One specific cysteine residue of zfSIRT1 is target for zfGrx2-dependent deglutathionylation. (A) Quantification of zfGrx2-dependent deglutathionylation of the four identified S-glutathionylated zfSIRT1 peptides by mass spectrometry using NEM and its derivative NEMD5 (mean ± SEM, n = 6). (B) Direct quantification of glutathionylated peptide of recombinant zfSIRT1 in reduced and S-glutathionylated protein before and after incubation with 5× molar excess of zfGrx2 for 15 min. (C) Activity measurements of reduced (-SH) and S-glutathionylated (-SG) zfSIRT and zfSIRT1C204S (mean ± SEM, n = 3). (D) Ten micromolars zfSIRT1 and zfSIRT1C204S, both S-glutathionylated with 0.5 mM fluorescent Eosin-Di-GSSG, with and without following incubation with prereduced zfGrx2 (2.5× molar excess) were separated by SDS/PAGE. Bars represent the densitometric analyses of GSH bound to zfSIRT1, mean ± SEM (n = 2).
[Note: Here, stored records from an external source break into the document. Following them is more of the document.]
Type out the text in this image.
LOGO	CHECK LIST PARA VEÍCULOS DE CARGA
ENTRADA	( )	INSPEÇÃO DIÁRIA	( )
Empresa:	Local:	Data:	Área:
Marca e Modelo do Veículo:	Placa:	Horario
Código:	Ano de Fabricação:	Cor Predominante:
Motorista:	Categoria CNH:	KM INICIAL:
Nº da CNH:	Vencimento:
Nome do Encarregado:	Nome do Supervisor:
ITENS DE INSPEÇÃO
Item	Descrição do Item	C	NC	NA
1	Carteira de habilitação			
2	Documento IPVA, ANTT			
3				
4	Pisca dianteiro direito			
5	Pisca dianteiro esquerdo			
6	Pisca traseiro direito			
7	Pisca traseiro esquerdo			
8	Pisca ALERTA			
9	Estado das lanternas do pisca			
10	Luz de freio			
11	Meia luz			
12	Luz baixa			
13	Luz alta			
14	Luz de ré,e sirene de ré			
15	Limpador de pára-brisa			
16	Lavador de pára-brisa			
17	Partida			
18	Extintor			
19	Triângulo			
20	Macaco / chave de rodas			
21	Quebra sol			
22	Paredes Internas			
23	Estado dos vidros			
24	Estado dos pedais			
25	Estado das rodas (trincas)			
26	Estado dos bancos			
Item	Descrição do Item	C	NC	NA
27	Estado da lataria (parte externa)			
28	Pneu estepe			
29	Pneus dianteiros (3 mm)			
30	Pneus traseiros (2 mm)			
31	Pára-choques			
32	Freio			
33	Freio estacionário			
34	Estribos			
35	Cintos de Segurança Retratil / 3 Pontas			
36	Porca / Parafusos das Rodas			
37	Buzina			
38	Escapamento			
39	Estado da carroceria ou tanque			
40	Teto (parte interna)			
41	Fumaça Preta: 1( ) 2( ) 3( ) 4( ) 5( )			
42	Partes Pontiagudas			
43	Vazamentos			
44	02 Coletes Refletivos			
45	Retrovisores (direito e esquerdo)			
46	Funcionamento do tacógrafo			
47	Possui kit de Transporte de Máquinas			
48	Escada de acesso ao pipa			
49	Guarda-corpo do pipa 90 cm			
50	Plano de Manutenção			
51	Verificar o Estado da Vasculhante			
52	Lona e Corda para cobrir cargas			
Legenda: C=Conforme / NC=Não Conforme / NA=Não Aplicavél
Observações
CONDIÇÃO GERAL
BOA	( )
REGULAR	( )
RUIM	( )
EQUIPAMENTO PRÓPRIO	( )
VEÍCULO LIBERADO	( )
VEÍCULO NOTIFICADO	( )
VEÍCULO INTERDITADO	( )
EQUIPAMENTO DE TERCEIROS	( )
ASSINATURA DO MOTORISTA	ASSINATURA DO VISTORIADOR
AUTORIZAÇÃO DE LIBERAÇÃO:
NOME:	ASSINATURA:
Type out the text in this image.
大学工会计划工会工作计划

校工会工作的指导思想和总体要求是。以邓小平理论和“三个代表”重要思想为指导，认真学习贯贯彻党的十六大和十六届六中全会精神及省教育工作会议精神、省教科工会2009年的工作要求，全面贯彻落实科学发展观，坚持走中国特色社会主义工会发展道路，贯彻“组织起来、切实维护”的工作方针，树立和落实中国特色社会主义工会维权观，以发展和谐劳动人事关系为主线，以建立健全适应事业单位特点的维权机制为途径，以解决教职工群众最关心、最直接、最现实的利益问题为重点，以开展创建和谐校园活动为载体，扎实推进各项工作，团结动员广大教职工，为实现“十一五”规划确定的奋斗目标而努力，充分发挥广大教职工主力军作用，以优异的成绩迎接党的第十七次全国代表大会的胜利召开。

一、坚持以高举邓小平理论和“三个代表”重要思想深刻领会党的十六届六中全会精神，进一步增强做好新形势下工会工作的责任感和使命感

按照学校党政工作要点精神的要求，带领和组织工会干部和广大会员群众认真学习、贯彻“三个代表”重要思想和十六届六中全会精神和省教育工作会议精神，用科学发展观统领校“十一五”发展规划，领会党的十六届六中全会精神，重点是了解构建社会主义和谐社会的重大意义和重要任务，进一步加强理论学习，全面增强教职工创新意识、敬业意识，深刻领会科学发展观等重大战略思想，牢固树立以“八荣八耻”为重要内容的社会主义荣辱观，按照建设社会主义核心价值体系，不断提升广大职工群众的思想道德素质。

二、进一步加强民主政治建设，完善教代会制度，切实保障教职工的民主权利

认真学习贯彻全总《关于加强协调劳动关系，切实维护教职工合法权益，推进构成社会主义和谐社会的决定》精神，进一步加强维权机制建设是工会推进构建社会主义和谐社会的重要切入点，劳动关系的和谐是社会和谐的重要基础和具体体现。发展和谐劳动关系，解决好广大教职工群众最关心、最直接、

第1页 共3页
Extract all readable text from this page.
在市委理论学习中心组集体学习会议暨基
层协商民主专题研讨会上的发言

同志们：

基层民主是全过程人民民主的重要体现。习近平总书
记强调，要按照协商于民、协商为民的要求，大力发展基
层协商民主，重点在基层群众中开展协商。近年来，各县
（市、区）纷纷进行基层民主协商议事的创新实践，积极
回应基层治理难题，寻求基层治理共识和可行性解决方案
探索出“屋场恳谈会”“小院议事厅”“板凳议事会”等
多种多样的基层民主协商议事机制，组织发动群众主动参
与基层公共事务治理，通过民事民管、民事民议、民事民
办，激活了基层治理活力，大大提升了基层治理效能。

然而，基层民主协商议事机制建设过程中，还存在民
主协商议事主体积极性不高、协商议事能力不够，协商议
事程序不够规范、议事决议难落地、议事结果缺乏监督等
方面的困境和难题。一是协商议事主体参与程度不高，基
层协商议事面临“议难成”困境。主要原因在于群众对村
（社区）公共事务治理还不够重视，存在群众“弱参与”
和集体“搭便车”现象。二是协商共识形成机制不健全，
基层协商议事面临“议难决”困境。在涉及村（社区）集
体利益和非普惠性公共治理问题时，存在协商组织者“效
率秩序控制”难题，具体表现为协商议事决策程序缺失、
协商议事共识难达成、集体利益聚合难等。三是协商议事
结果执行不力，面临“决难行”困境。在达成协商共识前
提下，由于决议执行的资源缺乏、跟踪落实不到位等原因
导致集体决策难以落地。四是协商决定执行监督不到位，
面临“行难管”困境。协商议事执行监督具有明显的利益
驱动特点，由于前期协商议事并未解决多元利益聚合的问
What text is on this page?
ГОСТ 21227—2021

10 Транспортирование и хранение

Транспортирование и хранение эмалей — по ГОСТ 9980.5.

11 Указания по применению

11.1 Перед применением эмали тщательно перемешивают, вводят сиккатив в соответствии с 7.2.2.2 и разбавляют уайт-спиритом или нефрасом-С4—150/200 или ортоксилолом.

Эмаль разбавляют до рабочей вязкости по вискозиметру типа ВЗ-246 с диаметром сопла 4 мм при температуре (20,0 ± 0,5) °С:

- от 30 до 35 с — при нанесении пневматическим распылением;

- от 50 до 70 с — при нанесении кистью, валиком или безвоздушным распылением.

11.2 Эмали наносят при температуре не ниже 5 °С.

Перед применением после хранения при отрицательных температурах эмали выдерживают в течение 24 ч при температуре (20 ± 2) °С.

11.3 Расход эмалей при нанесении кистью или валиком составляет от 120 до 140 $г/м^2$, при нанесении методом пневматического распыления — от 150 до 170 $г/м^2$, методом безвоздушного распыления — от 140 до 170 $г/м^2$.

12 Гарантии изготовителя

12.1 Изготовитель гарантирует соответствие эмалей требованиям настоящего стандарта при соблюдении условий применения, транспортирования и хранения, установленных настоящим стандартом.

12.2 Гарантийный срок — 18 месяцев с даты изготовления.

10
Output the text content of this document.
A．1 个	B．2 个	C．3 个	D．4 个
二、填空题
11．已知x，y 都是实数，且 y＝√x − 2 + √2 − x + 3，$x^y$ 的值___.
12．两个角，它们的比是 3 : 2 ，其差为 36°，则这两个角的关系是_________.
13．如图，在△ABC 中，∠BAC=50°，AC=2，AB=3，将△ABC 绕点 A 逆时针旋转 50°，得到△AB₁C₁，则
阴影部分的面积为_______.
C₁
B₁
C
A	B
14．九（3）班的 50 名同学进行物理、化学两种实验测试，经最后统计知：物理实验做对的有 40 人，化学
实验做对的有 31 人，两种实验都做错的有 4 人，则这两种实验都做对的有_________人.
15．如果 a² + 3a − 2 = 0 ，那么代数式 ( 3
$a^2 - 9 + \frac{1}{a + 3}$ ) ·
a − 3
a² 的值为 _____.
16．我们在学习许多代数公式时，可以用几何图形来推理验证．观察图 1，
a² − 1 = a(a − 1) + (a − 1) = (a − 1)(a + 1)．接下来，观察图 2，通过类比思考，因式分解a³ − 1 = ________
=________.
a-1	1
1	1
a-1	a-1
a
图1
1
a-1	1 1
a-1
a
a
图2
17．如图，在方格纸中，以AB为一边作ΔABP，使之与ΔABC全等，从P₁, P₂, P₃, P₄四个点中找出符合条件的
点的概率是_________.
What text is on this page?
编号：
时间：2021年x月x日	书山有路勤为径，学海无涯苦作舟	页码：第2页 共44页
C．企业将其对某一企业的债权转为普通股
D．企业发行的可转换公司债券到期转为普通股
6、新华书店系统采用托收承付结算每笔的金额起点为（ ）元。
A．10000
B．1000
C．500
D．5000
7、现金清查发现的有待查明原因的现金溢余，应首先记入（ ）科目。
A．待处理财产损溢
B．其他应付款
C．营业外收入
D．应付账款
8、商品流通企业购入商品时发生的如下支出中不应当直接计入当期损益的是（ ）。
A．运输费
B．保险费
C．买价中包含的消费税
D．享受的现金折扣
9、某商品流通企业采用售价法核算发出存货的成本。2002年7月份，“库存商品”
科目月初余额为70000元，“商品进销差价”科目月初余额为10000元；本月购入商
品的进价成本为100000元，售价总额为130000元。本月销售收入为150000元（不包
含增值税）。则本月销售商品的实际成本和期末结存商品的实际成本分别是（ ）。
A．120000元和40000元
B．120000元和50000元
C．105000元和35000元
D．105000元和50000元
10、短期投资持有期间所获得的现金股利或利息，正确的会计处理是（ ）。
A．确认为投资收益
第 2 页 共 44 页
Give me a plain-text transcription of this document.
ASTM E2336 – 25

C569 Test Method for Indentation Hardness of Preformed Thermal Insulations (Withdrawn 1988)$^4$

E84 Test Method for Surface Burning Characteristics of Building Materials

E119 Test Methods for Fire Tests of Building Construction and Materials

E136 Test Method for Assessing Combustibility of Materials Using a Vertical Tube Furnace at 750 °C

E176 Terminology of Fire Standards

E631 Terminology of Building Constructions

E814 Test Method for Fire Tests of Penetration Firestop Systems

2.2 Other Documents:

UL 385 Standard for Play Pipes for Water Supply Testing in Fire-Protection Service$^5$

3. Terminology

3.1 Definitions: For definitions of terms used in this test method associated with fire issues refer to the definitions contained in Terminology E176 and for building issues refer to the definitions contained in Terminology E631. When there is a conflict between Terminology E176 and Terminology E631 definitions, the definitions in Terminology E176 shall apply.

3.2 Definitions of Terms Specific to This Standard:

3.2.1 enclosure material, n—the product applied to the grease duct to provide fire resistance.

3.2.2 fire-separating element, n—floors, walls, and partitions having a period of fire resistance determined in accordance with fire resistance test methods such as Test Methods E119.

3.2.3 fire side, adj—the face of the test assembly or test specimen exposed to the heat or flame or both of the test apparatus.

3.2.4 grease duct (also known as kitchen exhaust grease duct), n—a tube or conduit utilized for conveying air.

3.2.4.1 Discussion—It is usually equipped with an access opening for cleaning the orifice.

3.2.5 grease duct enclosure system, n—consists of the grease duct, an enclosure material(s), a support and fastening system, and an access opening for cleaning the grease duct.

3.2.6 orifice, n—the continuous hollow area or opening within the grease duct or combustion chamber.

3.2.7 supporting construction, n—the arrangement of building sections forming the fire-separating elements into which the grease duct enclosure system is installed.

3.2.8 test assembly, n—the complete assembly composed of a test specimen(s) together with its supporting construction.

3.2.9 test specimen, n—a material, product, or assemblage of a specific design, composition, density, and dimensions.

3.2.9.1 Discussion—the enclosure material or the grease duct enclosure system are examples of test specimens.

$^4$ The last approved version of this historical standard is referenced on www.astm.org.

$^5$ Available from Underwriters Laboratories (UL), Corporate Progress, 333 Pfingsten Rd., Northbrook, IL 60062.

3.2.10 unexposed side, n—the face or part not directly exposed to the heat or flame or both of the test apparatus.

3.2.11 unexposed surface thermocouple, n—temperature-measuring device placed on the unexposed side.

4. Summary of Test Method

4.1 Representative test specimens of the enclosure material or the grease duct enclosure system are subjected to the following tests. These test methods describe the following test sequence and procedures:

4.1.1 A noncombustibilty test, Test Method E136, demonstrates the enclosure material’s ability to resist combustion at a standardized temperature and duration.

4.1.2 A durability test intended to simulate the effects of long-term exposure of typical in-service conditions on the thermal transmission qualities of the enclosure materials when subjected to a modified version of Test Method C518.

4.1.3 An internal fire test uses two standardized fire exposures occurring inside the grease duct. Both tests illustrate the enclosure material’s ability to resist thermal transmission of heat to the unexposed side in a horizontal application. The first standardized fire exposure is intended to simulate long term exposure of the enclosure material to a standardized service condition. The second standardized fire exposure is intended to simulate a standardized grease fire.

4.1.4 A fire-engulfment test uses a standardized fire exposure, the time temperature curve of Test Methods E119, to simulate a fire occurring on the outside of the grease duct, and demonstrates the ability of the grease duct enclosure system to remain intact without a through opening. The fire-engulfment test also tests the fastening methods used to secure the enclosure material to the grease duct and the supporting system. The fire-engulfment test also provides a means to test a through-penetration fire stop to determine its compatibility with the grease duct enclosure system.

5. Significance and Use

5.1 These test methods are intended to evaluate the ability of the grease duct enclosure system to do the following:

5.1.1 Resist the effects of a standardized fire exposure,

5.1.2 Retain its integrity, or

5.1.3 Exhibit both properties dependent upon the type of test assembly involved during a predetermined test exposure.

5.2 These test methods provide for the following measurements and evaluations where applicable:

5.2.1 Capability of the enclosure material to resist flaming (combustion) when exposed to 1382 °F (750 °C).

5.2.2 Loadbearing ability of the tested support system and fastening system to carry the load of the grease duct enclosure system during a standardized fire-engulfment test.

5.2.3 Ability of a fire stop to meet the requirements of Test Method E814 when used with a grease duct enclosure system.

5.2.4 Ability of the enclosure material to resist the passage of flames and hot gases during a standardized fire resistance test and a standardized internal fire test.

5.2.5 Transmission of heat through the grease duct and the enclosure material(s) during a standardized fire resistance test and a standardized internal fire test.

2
GSSG, fluorescence of SIRT1 after incubation with Di-Eosin-GSSG; SIRT1, Coomassie staining of WT and C204S proteins. Significance (*P < 0.05, ***P < 0.001) was calculated by two-tailed Student’s t test.

Fig. 5.

Grx2 regulates vascular development via SIRT1. (A) Using 50 µg protein extract of zfGrx2 knockdown embryos and WT controls 48 hpf, five transitions for the glutathionylated and NEM coupled (reduced) variant of the zfSIRT1 peptide ILVLTGAGVSVSCGIPDFR were monitored using a triple quadrupole mass spectrometer, mean ± SEM (n = 2). (B) Quantification of Western Blot analyses of glutathionylated zfSIRT1 (zfSIRT1-SG) after biotin labeling of Grx2-specific deglutathionylated thiols in zebrafish embryos 48 hpf, mean ± SEM (n = 4). Bars represent the densitometric analyses of glutathionylated zfSIRT1/total zfSIRT1. (C) Grx2 is essential for vascular development via activation of SIRT1 through reversible S-glutathionylation of a cysteine residue located in the catalytic domain of this protein deacetylase.